Do you really need 20K warmup iterations?
You probably also don’t need to save all those transformed parameters—couldn’t they be defined as local variables in the model block?
Also, it appears you’re creating diagonal matrices (for which there is better syntax), but that’s rarely a good idea computationally. For example, we have quadratic forms specifically for diagonal vectors. it’s also much much better to work with Cholesky factors wherever possible, but I don’t know enough about these models or have enough time to sort out whether that’s possible.
The main thing you need to do for efficiency in Stan is to vectorize operations into matrix operations (you do a lot of them as loops) and also save repeated subexpressions. For example, in
(xbeta[t] + mode[t]) - exp(xbeta[t] + mode[t]) you want to only compute
xbeta + mode once. Every subexpression adds memory allocation and extra time to the reverse-mode derivative calculations.
I’m also not sure if you are going to run into places where the function you’re definining with conditionals isn’t continuously differentiable—this can make it very hard for HMC to move across the conditional boundary. It would most likely manifest as divergences when you run or underflow/overflow warnings.

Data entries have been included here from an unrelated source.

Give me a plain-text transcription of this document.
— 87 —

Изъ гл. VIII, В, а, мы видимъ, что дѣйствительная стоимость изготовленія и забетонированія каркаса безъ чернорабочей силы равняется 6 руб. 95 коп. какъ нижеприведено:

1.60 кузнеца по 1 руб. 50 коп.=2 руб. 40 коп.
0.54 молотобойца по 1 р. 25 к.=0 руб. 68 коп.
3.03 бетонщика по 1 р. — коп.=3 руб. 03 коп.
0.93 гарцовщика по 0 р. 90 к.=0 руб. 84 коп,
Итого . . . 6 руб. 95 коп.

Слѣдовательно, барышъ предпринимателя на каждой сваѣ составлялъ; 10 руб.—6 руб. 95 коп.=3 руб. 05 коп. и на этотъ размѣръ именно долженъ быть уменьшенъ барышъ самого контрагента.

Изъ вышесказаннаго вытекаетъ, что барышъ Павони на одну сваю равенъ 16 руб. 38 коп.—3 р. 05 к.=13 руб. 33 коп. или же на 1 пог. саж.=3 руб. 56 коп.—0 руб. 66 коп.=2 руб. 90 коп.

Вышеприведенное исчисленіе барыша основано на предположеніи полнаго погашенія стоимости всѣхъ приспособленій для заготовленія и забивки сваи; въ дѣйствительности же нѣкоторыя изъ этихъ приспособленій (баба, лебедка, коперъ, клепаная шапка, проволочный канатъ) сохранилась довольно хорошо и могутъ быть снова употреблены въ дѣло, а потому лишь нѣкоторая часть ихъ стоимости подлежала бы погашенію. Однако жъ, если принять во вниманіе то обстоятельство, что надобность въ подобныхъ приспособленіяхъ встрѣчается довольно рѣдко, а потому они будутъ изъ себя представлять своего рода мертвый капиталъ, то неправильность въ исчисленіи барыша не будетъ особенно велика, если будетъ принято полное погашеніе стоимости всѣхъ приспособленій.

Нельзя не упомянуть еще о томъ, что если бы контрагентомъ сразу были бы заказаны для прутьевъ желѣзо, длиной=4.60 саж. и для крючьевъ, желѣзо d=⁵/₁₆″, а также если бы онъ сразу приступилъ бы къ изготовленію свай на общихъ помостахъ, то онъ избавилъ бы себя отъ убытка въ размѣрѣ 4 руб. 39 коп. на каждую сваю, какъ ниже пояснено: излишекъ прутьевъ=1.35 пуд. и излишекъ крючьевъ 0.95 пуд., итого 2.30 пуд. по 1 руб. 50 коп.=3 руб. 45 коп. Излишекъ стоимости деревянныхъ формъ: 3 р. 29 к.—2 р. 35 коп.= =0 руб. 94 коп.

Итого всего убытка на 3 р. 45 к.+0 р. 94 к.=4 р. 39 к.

It’s rarely efficient to explicitly create a diagonal matrix. I started looking at
common_functions.stan, but there’s just too much in there that can be made faster for me to do a thorough review.
I don’t know why there’s a negative in your (log) Jacobian calculation—it’s just
sum(theta) if you want to recover what’s going on under the hood because the transform is just
exp(theta) to go from unconstrained to constrained.
This kind of thing can be bad news:
approx_var_y was calculated on a linear scale and then logged—it’s usually much more stable to compute
approx_var_y on the log scale from the get go as
log_approx_var_y = -(xbeta + mode);
rather than using
approx_var_y = 1.0 ./ exp(xbeta + mode[1:n]);
and then taking a log. Also, you don’t need all those
[1:n] if the structure is
n elements long—that just does an unneeded copy (I probably should have checked for this degenerate case in the implementation as it’s only an integer comparison and not left it as a user optimization).
No idea how much efficiency improvement you could get by coding the common functions more efficiently.